Adapted Mom's traditional cornbread recipe to be both vegan and a little moister. This is NOT a sweet cornbread (yuck, what are you yankees thinking?). If you don't care about being vegan, just use two eggs instead of the egg replacer and 4 T water in the recipe. The 24 pieces are tall but measure about 2 x 1.75 inches- our family's preferred shape for both feeling like you have a decent hunk of cornbread but also making the cornbread last. Recipe can be halved (the only difficulty may be the half can of creamed corn).
- 2 cups cornmeal
- 2⁄3 cup all-purpose flour
- 1 teaspoon salt
- 4 teaspoons baking powder
- 1 tablespoon sugar (Optional, but don't worry, as this isn't enough to make the cornbread really sweet.)

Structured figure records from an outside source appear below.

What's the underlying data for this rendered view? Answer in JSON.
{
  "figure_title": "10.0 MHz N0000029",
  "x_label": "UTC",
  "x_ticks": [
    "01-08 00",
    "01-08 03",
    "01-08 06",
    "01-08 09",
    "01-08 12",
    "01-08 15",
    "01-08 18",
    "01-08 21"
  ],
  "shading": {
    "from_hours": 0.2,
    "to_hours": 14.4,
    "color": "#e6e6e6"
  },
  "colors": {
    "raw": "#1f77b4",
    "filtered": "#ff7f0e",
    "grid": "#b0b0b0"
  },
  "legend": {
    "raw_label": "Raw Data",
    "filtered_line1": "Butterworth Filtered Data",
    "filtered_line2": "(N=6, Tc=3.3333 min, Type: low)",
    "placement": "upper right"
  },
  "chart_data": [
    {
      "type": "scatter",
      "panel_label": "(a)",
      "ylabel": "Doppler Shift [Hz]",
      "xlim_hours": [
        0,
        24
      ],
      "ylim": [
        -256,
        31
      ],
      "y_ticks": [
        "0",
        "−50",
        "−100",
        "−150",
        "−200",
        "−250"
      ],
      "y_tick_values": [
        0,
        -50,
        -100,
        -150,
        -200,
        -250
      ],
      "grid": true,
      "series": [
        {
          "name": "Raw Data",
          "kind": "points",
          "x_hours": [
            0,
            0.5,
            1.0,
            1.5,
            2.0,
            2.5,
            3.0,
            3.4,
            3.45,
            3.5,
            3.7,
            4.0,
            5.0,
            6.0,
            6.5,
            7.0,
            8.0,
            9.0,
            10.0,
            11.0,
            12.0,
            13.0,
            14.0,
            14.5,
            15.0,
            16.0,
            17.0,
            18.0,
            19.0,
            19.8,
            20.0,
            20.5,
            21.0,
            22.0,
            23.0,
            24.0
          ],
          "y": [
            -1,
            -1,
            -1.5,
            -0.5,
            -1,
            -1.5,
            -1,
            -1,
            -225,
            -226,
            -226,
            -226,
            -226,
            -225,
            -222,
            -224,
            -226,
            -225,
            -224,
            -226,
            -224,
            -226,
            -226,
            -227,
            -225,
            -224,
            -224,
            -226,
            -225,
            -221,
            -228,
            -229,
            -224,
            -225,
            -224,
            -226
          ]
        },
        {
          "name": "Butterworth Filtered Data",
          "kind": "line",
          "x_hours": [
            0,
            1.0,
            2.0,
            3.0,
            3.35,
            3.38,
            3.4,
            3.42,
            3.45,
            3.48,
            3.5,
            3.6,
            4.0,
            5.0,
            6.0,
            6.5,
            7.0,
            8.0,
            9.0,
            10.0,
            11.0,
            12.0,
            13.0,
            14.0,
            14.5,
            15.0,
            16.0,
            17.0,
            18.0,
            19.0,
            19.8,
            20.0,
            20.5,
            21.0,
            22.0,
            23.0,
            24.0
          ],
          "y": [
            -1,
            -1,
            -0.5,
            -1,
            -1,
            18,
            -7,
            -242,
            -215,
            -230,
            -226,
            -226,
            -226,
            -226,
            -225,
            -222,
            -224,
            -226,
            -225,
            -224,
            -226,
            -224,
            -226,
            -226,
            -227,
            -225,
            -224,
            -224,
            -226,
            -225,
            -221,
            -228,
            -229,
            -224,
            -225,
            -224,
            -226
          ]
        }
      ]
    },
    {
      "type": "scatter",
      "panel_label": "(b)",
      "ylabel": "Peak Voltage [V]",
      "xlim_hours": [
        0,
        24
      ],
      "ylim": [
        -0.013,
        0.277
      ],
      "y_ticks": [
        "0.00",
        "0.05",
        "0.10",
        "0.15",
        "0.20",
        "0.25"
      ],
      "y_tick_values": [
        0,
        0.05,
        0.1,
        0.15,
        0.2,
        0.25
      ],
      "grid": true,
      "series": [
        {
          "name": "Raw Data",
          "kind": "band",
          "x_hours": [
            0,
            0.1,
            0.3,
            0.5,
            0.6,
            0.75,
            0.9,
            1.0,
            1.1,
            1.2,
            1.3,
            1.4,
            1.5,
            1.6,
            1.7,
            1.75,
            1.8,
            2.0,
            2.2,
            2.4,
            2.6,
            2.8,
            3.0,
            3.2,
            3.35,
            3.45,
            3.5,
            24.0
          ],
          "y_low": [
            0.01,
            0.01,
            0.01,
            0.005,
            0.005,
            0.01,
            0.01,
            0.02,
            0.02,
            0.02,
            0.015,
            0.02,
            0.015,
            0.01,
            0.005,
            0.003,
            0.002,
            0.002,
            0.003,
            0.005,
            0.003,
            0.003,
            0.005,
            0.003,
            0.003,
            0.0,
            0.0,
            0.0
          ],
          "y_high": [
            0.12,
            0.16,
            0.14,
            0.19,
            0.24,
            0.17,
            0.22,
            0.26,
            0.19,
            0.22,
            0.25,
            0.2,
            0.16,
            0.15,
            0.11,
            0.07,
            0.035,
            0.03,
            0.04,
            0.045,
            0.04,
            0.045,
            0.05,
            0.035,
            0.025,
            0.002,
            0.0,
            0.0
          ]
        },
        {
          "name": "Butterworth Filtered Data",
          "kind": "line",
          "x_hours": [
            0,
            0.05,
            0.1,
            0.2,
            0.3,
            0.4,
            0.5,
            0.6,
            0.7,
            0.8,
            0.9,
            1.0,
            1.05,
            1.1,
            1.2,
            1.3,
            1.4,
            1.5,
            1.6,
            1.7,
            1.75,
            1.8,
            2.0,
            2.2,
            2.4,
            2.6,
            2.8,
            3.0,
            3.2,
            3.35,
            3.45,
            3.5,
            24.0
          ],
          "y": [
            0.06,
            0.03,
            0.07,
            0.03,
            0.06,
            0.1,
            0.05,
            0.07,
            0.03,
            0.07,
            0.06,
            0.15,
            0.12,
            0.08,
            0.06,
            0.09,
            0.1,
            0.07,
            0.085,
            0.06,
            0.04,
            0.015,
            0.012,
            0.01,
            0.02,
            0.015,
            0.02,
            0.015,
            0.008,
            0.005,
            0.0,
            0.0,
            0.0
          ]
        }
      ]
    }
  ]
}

- 1 (14 3/4 ounce) can creamed corn
- 3 teaspoons egg substitute (I used Ener-G brand Egg Replacer)
- 4 tablespoons water (to be mixed with egg substitute)
- 1⁄3 cup water
- 1⁄3 cup vegetable oil
- Combine cornmeal, flour, salt, baking powder, and sugar (optional).
- Combine egg replacer and 4 tablespoons water in a jar (tupperware, etc.) and shake vigorously until combined (If using eggs, beat eggs), and add to mixture.
- Add creamed corn and 1/3 cup water, stirring all ingredients until combined.
- Add oil and mix thoroughly.
- Pour into a well-greased 7x11 inch (2 quart) baking dish.
- Bake at 450 F for 20-25 minutes, removing when a toothpick inserted in the center comes out clean. Remember, the longer it cooks, the drier it will be.